= Peter Warburton (1588–1666) =

English barrister and judge

Peter Warburton (1588–1666) was an English barrister and judge.

==Life==
The eldest son of Peter Warburton of Hefferston Grange, Cheshire, grandson of Sir Peter Warburton (d. 1550) of Arley in the same county, by Magdalen, daughter of Robert Moulton of St. Alban's, Wood Street, London, Auditor of the Exchequer in the reign of Elizabeth, he was born on 27 March 1588. At Oxford, where he matriculated at Brasenose College on 11 May 1604, he graduated B.A. on 22 November 1606. On 27 January 1607 he was admitted student at Lincoln's Inn, where he was called to the bar in 1612.
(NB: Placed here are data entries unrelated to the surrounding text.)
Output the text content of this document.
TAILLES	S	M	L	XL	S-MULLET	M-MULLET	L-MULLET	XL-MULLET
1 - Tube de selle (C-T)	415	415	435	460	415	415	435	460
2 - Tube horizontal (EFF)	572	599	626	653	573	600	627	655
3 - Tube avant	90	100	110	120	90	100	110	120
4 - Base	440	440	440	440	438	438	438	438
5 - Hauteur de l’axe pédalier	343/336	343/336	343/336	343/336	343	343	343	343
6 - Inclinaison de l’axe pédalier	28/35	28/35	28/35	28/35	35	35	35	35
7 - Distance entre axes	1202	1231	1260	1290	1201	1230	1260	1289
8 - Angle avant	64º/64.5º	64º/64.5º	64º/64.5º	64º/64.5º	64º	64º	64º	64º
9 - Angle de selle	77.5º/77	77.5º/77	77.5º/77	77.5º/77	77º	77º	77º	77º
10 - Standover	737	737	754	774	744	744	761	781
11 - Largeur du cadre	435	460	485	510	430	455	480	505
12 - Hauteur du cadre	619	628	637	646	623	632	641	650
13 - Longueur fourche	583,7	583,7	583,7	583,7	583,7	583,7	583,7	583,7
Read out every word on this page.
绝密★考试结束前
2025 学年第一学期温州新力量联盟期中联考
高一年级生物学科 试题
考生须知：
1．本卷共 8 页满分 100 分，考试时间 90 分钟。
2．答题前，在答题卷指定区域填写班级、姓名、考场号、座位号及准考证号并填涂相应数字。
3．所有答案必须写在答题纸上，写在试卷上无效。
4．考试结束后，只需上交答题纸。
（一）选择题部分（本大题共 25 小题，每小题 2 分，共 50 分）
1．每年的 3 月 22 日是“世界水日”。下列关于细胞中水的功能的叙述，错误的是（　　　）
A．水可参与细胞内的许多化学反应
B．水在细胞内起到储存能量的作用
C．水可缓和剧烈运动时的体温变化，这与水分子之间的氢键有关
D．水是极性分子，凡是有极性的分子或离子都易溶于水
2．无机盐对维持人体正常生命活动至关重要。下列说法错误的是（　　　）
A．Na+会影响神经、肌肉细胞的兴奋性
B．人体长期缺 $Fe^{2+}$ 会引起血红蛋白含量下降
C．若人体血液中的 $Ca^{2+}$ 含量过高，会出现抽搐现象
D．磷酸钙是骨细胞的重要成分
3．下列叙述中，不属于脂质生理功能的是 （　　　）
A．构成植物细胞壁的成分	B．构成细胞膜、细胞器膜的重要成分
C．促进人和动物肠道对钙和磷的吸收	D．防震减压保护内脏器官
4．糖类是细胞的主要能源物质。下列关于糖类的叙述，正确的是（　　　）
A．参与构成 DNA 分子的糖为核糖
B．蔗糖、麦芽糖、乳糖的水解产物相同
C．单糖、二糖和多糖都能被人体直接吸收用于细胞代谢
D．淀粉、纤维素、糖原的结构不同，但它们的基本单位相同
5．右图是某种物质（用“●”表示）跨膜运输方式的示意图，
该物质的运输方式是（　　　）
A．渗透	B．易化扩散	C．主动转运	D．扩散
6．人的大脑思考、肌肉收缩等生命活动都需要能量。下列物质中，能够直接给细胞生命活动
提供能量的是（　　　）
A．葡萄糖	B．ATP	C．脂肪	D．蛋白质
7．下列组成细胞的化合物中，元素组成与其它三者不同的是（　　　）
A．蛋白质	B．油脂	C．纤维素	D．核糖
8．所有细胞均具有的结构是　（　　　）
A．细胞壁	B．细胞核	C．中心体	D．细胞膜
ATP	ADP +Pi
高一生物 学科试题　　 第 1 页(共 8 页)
Warburton was one of the commissioners appointed on 1 February 1641 for the levy in Cheshire of the first two subsidies granted by the Long Parliament, and on 6 November 1645 was added to the committee of accounts. Parliament also appointed him on 22 February 1647 justice of the court of session of Cheshire and of the great sessions of Montgomeryshire, Denbighshire, and Flintshire, and advanced him on 12 June 1649 to a puisne judgeship in the Court of Common Pleas, having first (9 June) caused him to be invested with the coif. He was a member of the special commission which on 24 October of that year tried John Lilburne. On 14 March 1655 he was placed with Sir George Booth and Sir William Brereton on the militia commission for Cheshire. Soon afterwards he was transferred from the court of common pleas to the upper bench, in which he sat with Lord-chief-justice John Glynne on the trial (9 February 1657) of Miles Sindercombe.

Though pardoned at the Restoration of 1660, Warburton was not confirmed by a new call in the status of serjeant-at-law. He died on 28 February 1666, and was buried in the church of Fetcham, Surrey.

==Family==
By his wife Alice, daughter of John Gardener of Himbleton, Worcestershire, Warburton left a son Robert.